Steve sighs, leans back in his chair. "'I was just following orders' isn't an excuse I accept lightly," he says. "But—I saw what they did to you, Bucky. There wasn't a you left to disobey."

"You don't know that," Bucky hisses. His vision blurs.

"The intel we got—afterwards was clear. They weren't just wiping your memories, Bucky, they were—" Steve's breath hitched sharply. He brought a hand up to rub at his face, not quickly enough to hide the tremble in his lips before it passed. "That machine was—was reprogramming you. Tasha doesn't even know how you've come back from that."

Bucky tastes blood, unwelds his teeth from the inside of his cheek. "Maybe I didn't."

Steve looks at him again, long and steady, and Bucky doesn't know if he's being measured or memorised.
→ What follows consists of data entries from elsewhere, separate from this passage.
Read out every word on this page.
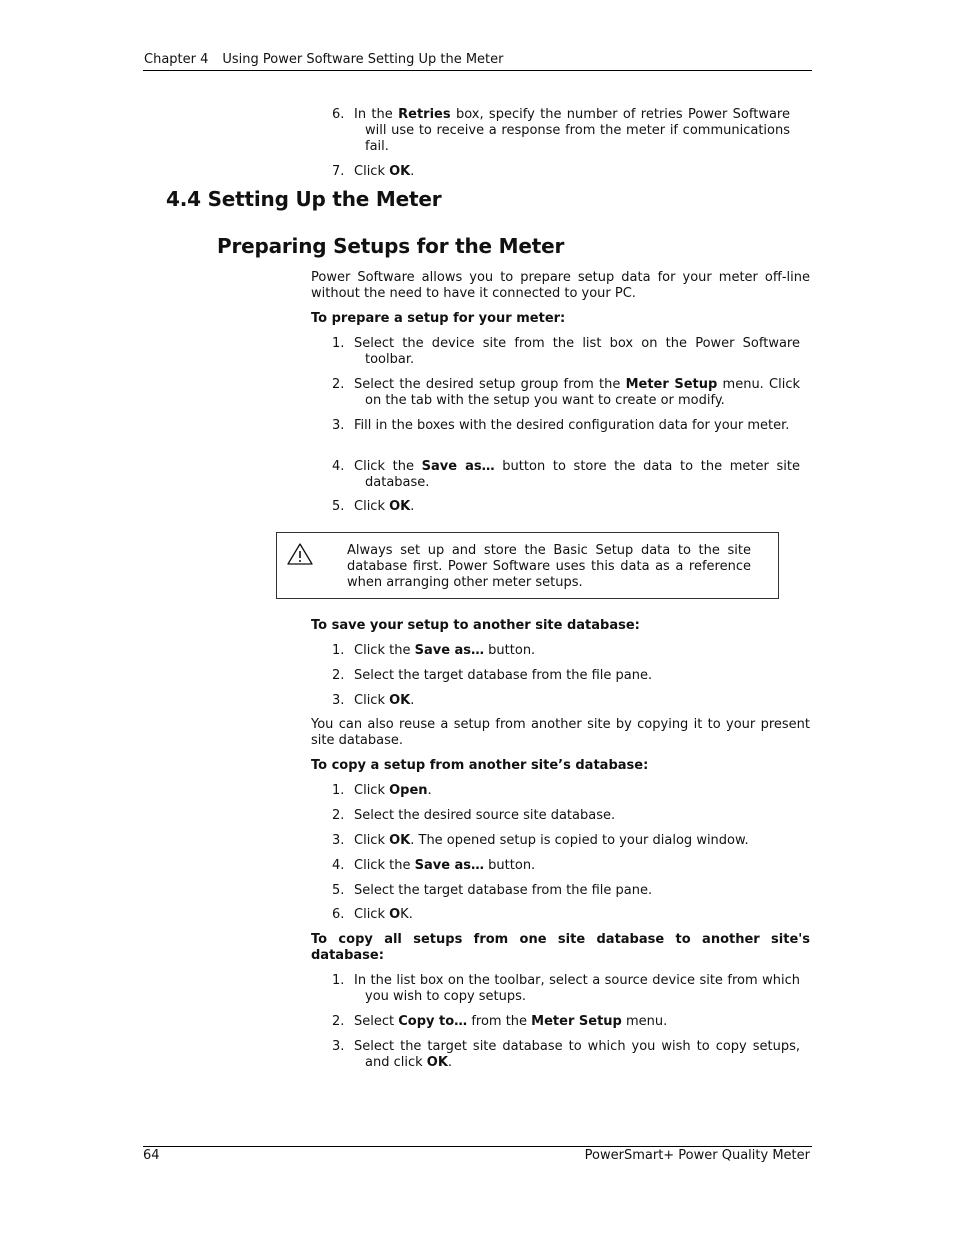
Chapter 4 Using Power Software Setting Up the Meter
6. In the Retries box, specify the number of retries Power Software will use to receive a response from the meter if communications fail.
7. Click OK.
4.4 Setting Up the Meter
Preparing Setups for the Meter
Power Software allows you to prepare setup data for your meter off-line without the need to have it connected to your PC.
To prepare a setup for your meter:
1. Select the device site from the list box on the Power Software toolbar.
2. Select the desired setup group from the Meter Setup menu. Click on the tab with the setup you want to create or modify.
3. Fill in the boxes with the desired configuration data for your meter.
4. Click the Save as… button to store the data to the meter site database.
5. Click OK.
Always set up and store the Basic Setup data to the site database first. Power Software uses this data as a reference when arranging other meter setups.
To save your setup to another site database:
1. Click the Save as… button.
2. Select the target database from the file pane.
3. Click OK.
You can also reuse a setup from another site by copying it to your present site database.
To copy a setup from another site’s database:
1. Click Open.
2. Select the desired source site database.
3. Click OK. The opened setup is copied to your dialog window.
4. Click the Save as… button.
5. Select the target database from the file pane.
6. Click OK.
To copy all setups from one site database to another site's database:
1. In the list box on the toolbar, select a source device site from which you wish to copy setups.
2. Select Copy to… from the Meter Setup menu.
3. Select the target site database to which you wish to copy setups, and click OK.
64	PowerSmart+ Power Quality Meter
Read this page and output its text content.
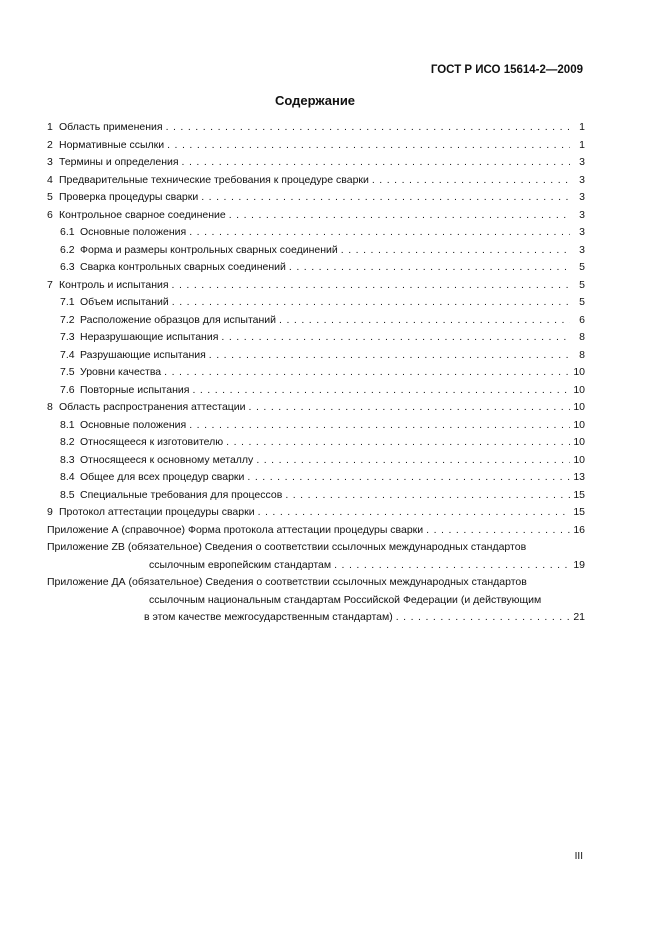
ГОСТ Р ИСО 15614-2—2009
Содержание
1 Область применения . . .	1
2 Нормативные ссылки . . .	1
3 Термины и определения . . .	3
4 Предварительные технические требования к процедуре сварки . . .	3
5 Проверка процедуры сварки . . .	3
6 Контрольное сварное соединение . . .	3
6.1 Основные положения . . .	3
6.2 Форма и размеры контрольных сварных соединений . . .	3
6.3 Сварка контрольных сварных соединений . . .	5
7 Контроль и испытания . . .	5
7.1 Объем испытаний . . .	5
7.2 Расположение образцов для испытаний . . .	6
7.3 Неразрушающие испытания . . .	8
7.4 Разрушающие испытания . . .	8
7.5 Уровни качества . . .	10
7.6 Повторные испытания . . .	10
8 Область распространения аттестации . . .	10
8.1 Основные положения . . .	10
8.2 Относящееся к изготовителю . . .	10
8.3 Относящееся к основному металлу . . .	10
8.4 Общее для всех процедур сварки . . .	13
8.5 Специальные требования для процессов . . .	15
9 Протокол аттестации процедуры сварки . . .	15
Приложение А (справочное) Форма протокола аттестации процедуры сварки . . .	16
Приложение ZB (обязательное) Сведения о соответствии ссылочных международных стандартов
ссылочным европейским стандартам . . .	19
Приложение ДА (обязательное) Сведения о соответствии ссылочных международных стандартов
ссылочным национальным стандартам Российской Федерации (и действующим
в этом качестве межгосударственным стандартам) . . .	21
III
He fidgets and is silent, staring back even though it makes him want to claw out of his skin, because the only thing worse would be turning his back on—on—he's not my enemy, a child's plaintiveness, tugging at the sleeve of a human-shaped weapon.

"You could have taken the shot," Steve says. "Killed me. But you took out more of my attackers than I did."

Bucky doesn't want to listen. He realises, now, with a creeping horror, that Steve could have gotten to cover at any point. Steve knew that Bucky was dropping those agents, he knew which direction the shots came from, he knew. He knew, and he didn't move to cover. Left himself open, to an unknown wearing his best friend's face, and Bucky's stomach turns again because how, how hadn't he seen, hadn't he figured out that if he'd tried to put a bullet in that (beautiful) stupid brain, Steve would have let him.

If Steve sees Bucky's face change, he doesn't show it. "Only one person apart from Sam who's ever had my six like that, Bucky, and it sure as hell wasn't Hydra's Soldier."

He can't. He can't think about that. He can't let himself be back, because being back means that he has to—he has to— "I remember," he says, and he can barely even hear himself. "The memories are coming back, but they're not just from... before." His throat closes. He won't cry. He won't.

Steve is silent. After a long moment—is it seconds? Minutes?—he reaches out, leaves his hand resting on the empty chair between them. Palm up. Fingers open.

Bucky twitches. (The knowledge, heavy and sudden, that no one has touched him without the intent to harm him, not knowing what he was.) He wants to bolt, every muscle in his body locked tight, a tinnitus-whine kind of tension.

He could run, and Steve wouldn't stop him.

(He doesn't want to run anymore.)

It's Steve's right hand on the chair. Bucky moves, shaky but sure. The metal hand is cold when he hasn't been using it (a splintering cheekbone under his knuckles, mechanisms hotter than the blood staining their shell), but when it touches Steve's palm, he curls his fingers around it. Like it's real. Like it doesn't bother him. (Like he doesn't bother him.)

"We'll get you through it," Steve says. "Promise."

Bucky snorts. "End of the line?" He tries for sarcasm. He gets a plea.

Steve squeezes his hand. "Yeah," he says. Bucky doesn't answer.